I truly hate camping. My parents used to make me camp with them (before they got divorced—I think it was their idea of quality family time, which sure as hell didn’t work), and I began hating it then. Not that I don’t like The Great Outdoors. I think nature is very inspirational and lovely. I like to hike, and I’m even willing to lie out in the sun and read a book while whatever man I happen to be with fishes. I just want to appreciate it during the day, and go somewhere with a comfortable bed, running water and a four star restaurant at night. I really don’t like roughing it.

“So, what the hell am I doing out here?” Epi lipped the back of my French braid, and I swatted at her muzzle. “Stop—there’s no way I can carve a comb out of a tree and rebraid this stuff.” And my feet were starting to hurt. Rhiannon had broken the boots in, but they must have been made to be worn with socks, and, well, I had forgotten to look for the sock drawer before I left. Kind of like I’d forgotten to look for the kitchen.

“Epi, I think I have a blister the size of Rhode Island.” Stopping, I rested my head against her warm neck and spoke into her softness. “And I think I need to ride again. Hope that’s okay with you.” I took her sweet nuzzle as an okay, and gave her a quick squeeze. “Let’s get another drink first. Shall I buy this time, or would you like to treat?” She snorted at me. “I like my margaritas on the rocks, with lots of salt.” I translated her look as horse language telling me how much more amusing I was than Rhiannon.

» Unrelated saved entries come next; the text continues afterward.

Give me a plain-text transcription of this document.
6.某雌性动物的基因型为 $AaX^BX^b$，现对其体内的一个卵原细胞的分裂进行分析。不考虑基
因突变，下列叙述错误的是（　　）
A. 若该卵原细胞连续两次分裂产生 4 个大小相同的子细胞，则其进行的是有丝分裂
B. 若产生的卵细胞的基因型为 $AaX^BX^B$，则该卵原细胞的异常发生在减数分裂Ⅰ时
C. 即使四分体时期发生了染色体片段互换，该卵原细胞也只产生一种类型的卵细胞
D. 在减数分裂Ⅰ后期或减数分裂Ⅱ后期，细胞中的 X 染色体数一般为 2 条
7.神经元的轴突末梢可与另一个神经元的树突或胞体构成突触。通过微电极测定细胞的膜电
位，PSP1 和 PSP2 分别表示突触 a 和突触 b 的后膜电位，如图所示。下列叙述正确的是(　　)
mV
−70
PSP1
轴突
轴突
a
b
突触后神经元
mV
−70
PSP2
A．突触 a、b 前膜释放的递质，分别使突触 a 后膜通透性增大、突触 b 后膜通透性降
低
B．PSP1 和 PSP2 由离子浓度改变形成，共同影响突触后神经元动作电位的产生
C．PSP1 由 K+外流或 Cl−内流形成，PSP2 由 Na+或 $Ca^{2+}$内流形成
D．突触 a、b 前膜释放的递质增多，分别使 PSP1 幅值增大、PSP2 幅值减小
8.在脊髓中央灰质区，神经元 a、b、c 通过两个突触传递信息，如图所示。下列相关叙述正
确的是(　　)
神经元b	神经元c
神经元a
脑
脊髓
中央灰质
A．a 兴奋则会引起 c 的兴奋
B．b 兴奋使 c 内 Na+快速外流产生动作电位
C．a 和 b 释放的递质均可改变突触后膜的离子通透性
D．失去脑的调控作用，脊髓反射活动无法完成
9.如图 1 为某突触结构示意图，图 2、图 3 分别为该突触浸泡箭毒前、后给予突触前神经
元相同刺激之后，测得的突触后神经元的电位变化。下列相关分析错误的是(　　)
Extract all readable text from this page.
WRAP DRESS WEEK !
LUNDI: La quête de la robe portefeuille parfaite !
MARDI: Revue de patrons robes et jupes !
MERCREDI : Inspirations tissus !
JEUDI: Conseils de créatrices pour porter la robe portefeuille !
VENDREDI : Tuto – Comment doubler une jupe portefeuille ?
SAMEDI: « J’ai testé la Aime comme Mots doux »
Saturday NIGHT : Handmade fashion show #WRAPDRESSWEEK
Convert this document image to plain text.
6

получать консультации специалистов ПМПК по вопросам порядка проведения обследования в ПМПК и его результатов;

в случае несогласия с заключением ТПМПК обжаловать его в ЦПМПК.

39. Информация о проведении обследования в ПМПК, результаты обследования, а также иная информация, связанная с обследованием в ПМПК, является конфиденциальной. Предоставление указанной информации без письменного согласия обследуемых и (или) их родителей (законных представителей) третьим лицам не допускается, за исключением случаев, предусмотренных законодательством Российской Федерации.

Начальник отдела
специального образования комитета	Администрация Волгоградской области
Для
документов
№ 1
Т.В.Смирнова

Turning toward the river, I noticed we had wandered several yards from the bank, probably because it was very rocky and suddenly looked a little steep. Carefully, I led the way back to the river, scrambling down the bank in a shower of loose rocks. After all the trouble it took to get back down to it, I was relieved to see the water was as clear and cold as ever, especially because as the day progressed it had become noticeably warmer. Not that it was too uncomfortable under the shading cover of the trees, but the cool water was a nice relief. To keep the heat in perspective, I reminded myself that it was nothing compared to a typical Oklahoma summer day when the humidity registered at about a zillion percent plus the normal one hundred–plus degrees. Almost enough to make Wonder Woman’s bra melt.

The change in worlds had hurt my reputation, but it had definitely improved the weather. So I guess I should count my blessings.

Epi’s nudge interrupted my thoughts. “Ready to go, gorgeous?” Her look said yes, so I led her to a rock large enough to use as a mounting block. The mare tilted her head and gave me an odd look.

“I guess you’ve already figured out that I’m not Rhiannon. She could probably leap up on you without any help.” Epi’s knowing gaze didn’t falter, and I felt the need to stand up for myself. “No offense, but that could be because she’s so used to thrusting herself up and down.” Epi arched her neck and blinked her beautiful dark eyes at me. “Don’t get me wrong. I’m not against some thrusting, but I like to think I choose quality over quantity.” The mare tossed her head and made a very human-like squeal. Really, it sounded like a little horsy laugh, and as I heaved myself off the rock and scrambled aboard I found myself giggling, too. “So we understand one another?” Epi reached back and nudged my foot, which was dangling awkwardly out of the stirrup. “I’ll take that as a yes.” I smiled and put my foot where it belonged before giving the incredible horse the “let’s go” cluck (as if she needed it).